Members of the Conservative Party in the new Waveney Valley seat are expected to choose their parliamentary candidate early next month - completing the line-up for the next General Election.

The new seat will be unusual in that it crosses the Suffolk/Norfolk border - with communities like Bungay, Halesworth, Eye and Stowupland joining Diss and Harleston in the same constituency.

Despite its name, the only part of the current Waveney seat in the new constituency is the Bungay area - the rest, including Beccles, will be in the new Lowestoft seat that sitting MP Peter Aldous has already been chosen to contest.

Conservatives from across the country - including several MPs whose seats are being abolished in the constituency shake-up - are expected to apply.

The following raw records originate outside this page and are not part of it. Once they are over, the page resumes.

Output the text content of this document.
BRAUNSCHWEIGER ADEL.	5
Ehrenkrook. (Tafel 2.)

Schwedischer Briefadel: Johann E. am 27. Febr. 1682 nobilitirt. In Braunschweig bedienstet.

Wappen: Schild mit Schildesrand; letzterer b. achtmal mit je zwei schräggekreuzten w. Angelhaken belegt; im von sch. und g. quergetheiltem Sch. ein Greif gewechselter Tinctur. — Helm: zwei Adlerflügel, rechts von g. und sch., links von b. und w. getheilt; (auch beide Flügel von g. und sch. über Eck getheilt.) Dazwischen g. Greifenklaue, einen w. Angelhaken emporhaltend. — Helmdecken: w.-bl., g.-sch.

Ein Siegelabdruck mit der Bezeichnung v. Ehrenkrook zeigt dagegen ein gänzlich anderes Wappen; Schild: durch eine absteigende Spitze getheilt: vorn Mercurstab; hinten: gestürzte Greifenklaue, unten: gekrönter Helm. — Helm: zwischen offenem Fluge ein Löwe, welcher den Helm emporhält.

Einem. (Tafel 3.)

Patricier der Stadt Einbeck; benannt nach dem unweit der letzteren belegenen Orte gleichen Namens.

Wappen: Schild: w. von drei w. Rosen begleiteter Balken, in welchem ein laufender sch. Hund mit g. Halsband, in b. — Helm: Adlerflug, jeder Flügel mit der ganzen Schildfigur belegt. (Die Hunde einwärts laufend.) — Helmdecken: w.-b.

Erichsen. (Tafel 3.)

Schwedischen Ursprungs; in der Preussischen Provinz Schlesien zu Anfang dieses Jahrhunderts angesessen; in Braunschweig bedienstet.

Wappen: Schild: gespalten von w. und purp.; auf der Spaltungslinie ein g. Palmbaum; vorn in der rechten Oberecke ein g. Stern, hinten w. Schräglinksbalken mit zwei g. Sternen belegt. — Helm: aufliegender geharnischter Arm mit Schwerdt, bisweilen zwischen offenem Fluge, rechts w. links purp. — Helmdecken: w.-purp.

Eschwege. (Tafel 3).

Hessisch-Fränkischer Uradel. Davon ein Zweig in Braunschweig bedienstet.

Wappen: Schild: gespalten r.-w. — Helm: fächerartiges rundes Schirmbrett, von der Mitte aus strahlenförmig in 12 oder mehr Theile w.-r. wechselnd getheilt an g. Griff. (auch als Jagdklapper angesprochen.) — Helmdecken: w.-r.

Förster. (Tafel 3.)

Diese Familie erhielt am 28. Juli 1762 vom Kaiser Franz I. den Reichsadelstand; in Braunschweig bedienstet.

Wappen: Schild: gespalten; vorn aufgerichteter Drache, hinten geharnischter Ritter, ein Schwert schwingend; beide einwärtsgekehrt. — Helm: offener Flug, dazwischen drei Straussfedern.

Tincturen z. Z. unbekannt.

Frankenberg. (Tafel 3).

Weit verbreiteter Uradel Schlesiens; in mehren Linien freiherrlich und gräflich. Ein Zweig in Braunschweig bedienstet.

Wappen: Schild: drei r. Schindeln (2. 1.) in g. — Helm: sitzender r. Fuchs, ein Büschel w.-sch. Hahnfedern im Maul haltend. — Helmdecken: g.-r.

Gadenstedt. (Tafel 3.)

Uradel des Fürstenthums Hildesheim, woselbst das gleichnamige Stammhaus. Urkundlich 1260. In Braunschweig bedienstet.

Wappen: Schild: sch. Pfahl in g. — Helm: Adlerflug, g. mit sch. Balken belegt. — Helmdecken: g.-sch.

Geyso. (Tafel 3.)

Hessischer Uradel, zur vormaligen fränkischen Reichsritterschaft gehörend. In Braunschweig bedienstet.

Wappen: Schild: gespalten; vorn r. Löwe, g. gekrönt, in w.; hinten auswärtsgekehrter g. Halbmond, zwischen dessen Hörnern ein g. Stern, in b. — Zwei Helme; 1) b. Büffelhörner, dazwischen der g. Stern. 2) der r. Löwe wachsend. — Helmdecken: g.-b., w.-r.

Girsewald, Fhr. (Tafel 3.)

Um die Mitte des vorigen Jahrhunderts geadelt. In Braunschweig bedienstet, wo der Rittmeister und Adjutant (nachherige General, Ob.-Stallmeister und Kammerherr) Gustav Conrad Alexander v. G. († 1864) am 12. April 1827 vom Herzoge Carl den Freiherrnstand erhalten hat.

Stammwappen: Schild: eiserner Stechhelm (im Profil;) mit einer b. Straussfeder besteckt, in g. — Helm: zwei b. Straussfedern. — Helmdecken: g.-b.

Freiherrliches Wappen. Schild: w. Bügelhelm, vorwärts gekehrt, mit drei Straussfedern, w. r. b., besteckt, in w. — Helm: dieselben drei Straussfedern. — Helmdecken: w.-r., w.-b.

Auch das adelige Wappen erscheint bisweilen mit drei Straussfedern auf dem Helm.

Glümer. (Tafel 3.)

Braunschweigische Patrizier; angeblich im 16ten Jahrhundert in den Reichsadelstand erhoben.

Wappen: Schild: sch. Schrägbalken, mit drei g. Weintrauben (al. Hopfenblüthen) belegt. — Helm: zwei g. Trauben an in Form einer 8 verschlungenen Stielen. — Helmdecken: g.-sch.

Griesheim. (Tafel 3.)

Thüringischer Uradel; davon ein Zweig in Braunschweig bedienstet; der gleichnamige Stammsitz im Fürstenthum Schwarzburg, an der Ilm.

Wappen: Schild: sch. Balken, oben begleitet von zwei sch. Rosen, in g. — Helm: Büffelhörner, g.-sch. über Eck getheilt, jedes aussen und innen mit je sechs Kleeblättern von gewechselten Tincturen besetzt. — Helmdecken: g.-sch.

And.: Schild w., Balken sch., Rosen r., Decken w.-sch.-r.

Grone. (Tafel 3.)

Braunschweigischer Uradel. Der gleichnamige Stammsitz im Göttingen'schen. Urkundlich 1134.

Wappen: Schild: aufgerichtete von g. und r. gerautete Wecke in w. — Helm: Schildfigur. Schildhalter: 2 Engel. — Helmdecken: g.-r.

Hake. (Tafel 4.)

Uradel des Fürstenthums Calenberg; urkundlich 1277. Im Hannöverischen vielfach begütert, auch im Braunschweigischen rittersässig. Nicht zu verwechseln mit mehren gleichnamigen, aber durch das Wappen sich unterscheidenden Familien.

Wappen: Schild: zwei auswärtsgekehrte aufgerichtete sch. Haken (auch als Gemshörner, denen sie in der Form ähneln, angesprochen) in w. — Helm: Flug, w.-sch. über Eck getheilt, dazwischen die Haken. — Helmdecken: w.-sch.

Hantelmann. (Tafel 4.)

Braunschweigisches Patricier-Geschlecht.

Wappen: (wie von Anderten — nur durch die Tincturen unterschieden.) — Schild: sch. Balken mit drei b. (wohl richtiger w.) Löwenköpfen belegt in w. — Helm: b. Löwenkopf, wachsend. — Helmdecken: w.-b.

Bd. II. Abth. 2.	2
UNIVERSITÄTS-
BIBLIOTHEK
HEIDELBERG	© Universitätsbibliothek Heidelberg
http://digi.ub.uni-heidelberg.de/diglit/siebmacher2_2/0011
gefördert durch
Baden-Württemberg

They will be joined by several local candidates, county council deputy leader Richard Rout and East Suffolk councillor James Mallinder have already put their names forward.

A long-list of up to 100 candidates will be drawn up which will then be whittled down to a short-list of four or five who will be interviewed and then put to the vote of party members.

A candidate should be in place by the time the national Conservative Party Conference is held in Manchester at the start of October.

The Green Party has already chosen joint leader Adrian Ramsay, a former Norwich City Councillor, as its candidate in the seat which it sees as one of its best targets in the country.

East Anglian Daily Times: Green Party leader Adrian Ramsay has already been chosen to contest the Waveney Valley seat.Green Party leader Adrian Ramsay has already been chosen to contest the Waveney Valley seat. (Image: Charlotte Bond)

Other parties are expected to choose their candidates nearer the election date.

As well as choosing candidates, the parties are also having to set up their new constituency organisations in the seat - with officers and membership events.

When the next General Election is held the Green Party sees the seat as a major target - but to win they would have to overturn what will be a large notional Conservative majority.